Wednesday, March 27, 2013

Fig Bars

WARNING: midwesterner viewing the fig outside
of the newton for the first time may
display signs of confusion and dread
Figs have been a staple in the Greek diet since ancient days.  They were brought from Egypt to Crete and then from Crete to Greece.  They never were brought to the American midwest, but did make it to California eventually.  When my Minnesotan family came for my son's wedding in September they were astonished to find ripe figs hanging from the trees, with no resemblance what so ever to dried figs.  Fresh figs have smooth skin, chewy flesh and crunchy sweet seeds; a really remarkably tasty combination.  The ancient Greeks held the fig in such high esteem that they created laws forbidding the export of the best quality ones.  Every fig I've ever eaten has been super high quality to me.  The only problem with fresh figs is that they perish so quickly and are available for such a short time.  Thankfully dried figs are available all year round, and can be easily transformed into fig bars, a sweet readily recognizable to all!

Fig Bars

1 pound dried figs, cleaned and chopped
1 cup brown sugar
2/3 cup water
1 teas. vanilla

1 1/2 cups rolled oats
1 1/2 cup flour
1 cup brown sugar
1/2 teas. baking soda
1/2 teas. salt
1/2 cup walnuts or pecans

1 cup butter

In a medium saucepan, cook all the ingredients of the filling till sugar is dissolved and the mixture is thick.

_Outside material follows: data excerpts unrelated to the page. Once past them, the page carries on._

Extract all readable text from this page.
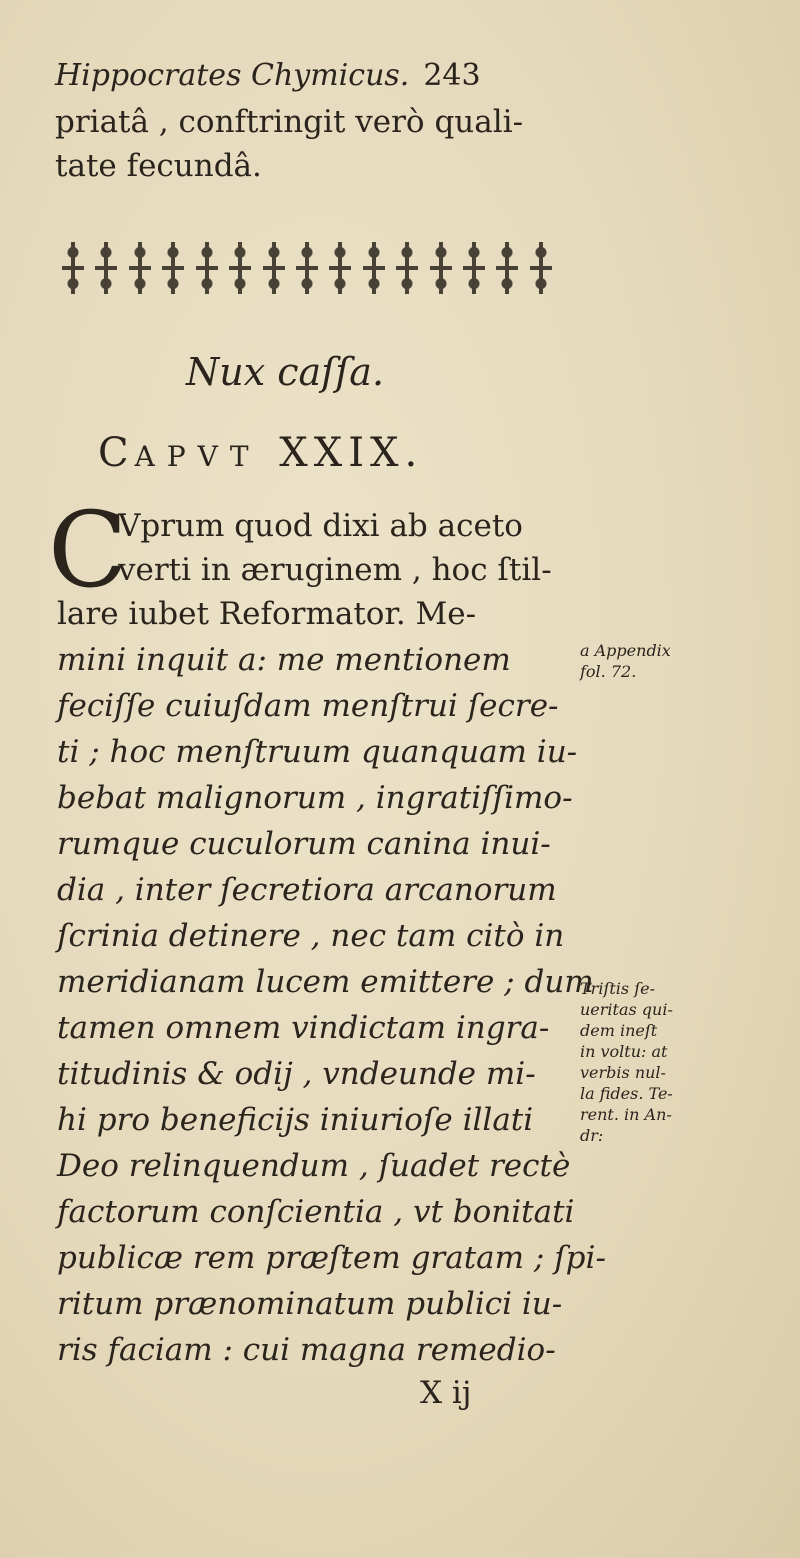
Hippocrates Chymicus. 243
priatâ , conftringit verò quali-
tate fecundâ.
Nux caſſa.
CAPVT XXIX.
C
Vprum quod dixi ab aceto
verti in æruginem , hoc ſtil-
lare iubet Reformator. Me-
mini inquit a: me mentionem
feciſſe cuiuſdam menſtrui ſecre-
ti ; hoc menſtruum quanquam iu-
bebat malignorum , ingratiſſimo-
rumque cuculorum canina inui-
dia , inter ſecretiora arcanorum
ſcrinia detinere , nec tam citò in
meridianam lucem emittere ; dum
tamen omnem vindictam ingra-
titudinis & odij , vndeunde mi-
hi pro beneficijs iniurioſe illati
Deo relinquendum , ſuadet rectè
factorum conſcientia , vt bonitati
publicæ rem præſtem gratam ; ſpi-
ritum prænominatum publici iu-
ris faciam : cui magna remedio-
a Appendix
fol. 72.
Triſtis ſe-
ueritas qui-
dem ineſt
in voltu: at
verbis nul-
la fides. Te-
rent. in An-
dr:
X ij
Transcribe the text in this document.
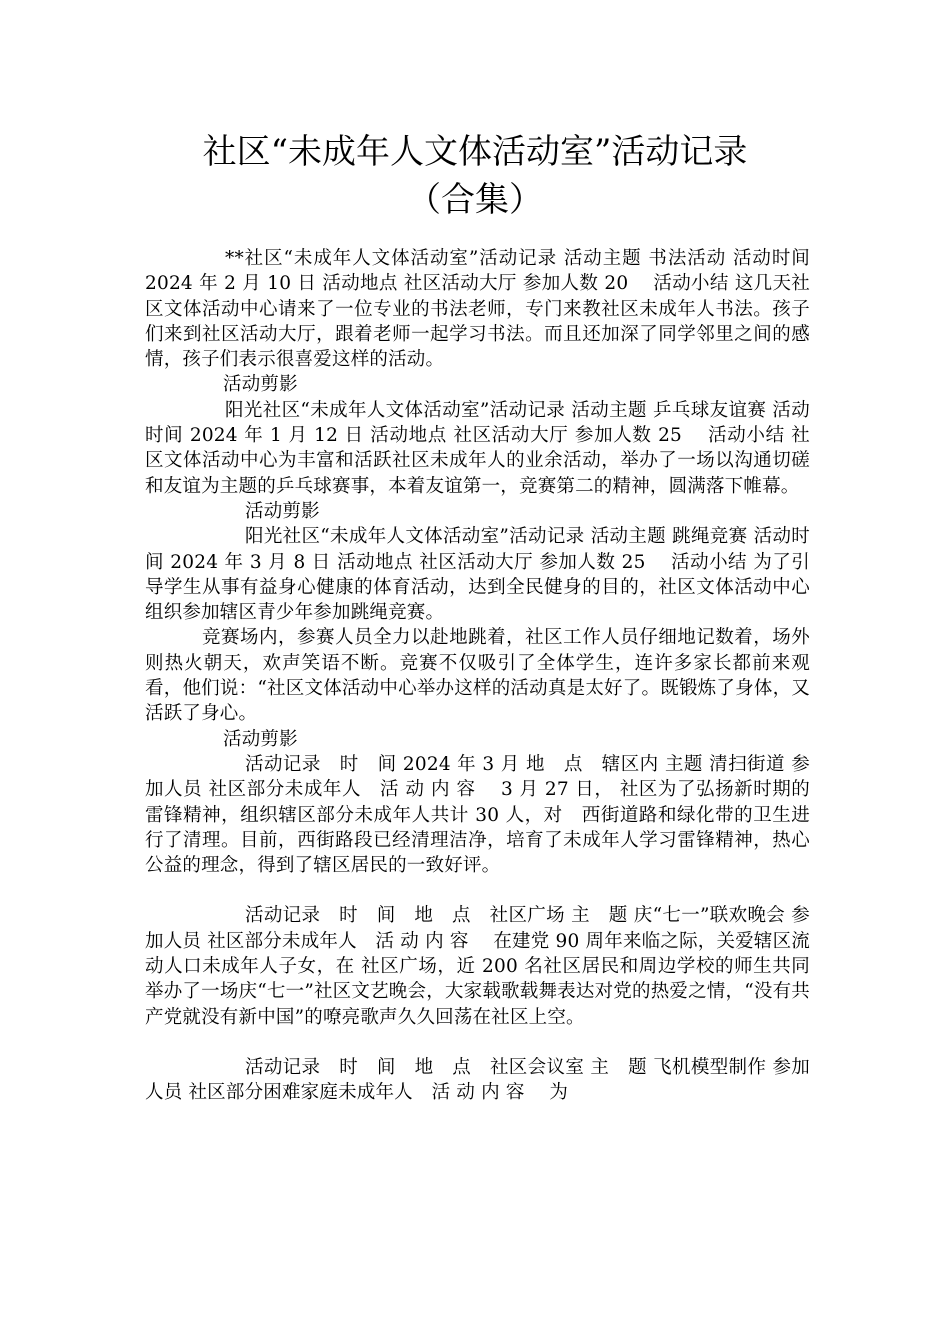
社区“未成年人文体活动室”活动记录
（合集）

**社区“未成年人文体活动室”活动记录 活动主题 书法活动 活动时间 2024 年 2 月 10 日 活动地点 社区活动大厅 参加人数 20　 活动小结 这几天社区文体活动中心请来了一位专业的书法老师，专门来教社区未成年人书法。孩子们来到社区活动大厅，跟着老师一起学习书法。而且还加深了同学邻里之间的感情，孩子们表示很喜爱这样的活动。

活动剪影

阳光社区“未成年人文体活动室”活动记录 活动主题 乒乓球友谊赛 活动时间 2024 年 1 月 12 日 活动地点 社区活动大厅 参加人数 25　 活动小结 社区文体活动中心为丰富和活跃社区未成年人的业余活动，举办了一场以沟通切磋和友谊为主题的乒乓球赛事，本着友谊第一，竞赛第二的精神，圆满落下帷幕。

活动剪影

阳光社区“未成年人文体活动室”活动记录 活动主题 跳绳竞赛 活动时间 2024 年 3 月 8 日 活动地点 社区活动大厅 参加人数 25　 活动小结 为了引导学生从事有益身心健康的体育活动，达到全民健身的目的，社区文体活动中心组织参加辖区青少年参加跳绳竞赛。

竞赛场内，参赛人员全力以赴地跳着，社区工作人员仔细地记数着，场外则热火朝天，欢声笑语不断。竞赛不仅吸引了全体学生，连许多家长都前来观看，他们说：“社区文体活动中心举办这样的活动真是太好了。既锻炼了身体，又活跃了身心。

活动剪影

活动记录　时　间 2024 年 3 月 地　点　辖区内 主题 清扫街道 参加人员 社区部分未成年人　活 动 内 容　 3 月 27 日， 社区为了弘扬新时期的雷锋精神，组织辖区部分未成年人共计 30 人，对　西街道路和绿化带的卫生进行了清理。目前，西街路段已经清理洁净，培育了未成年人学习雷锋精神，热心公益的理念，得到了辖区居民的一致好评。

活动记录　时　间　地　点　社区广场 主　题 庆“七一”联欢晚会 参加人员 社区部分未成年人　活 动 内 容　 在建党 90 周年来临之际，关爱辖区流动人口未成年人子女，在 社区广场，近 200 名社区居民和周边学校的师生共同举办了一场庆“七一”社区文艺晚会，大家载歌载舞表达对党的热爱之情，“没有共产党就没有新中国”的嘹亮歌声久久回荡在社区上空。

活动记录　时　间　地　点　社区会议室 主　题 飞机模型制作 参加人员 社区部分困难家庭未成年人　活 动 内 容　 为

Set aside and allow to cool.Preheat oven to 350F./180C. Grease a 9x13 in. baking pan. In a large bowl, mix dry ingredients together, using your hands to mix the butter in until course crumbs form. Spread half of the mixture in the baking pan,pressing firmly to sides of pan. Pour filling over crust, spreading evenly. Sprinkle remaining crust mixture evenly over filling. Bake for 30-35 minutes or until crust is lightly browned. Allow to cool before cutting into squares.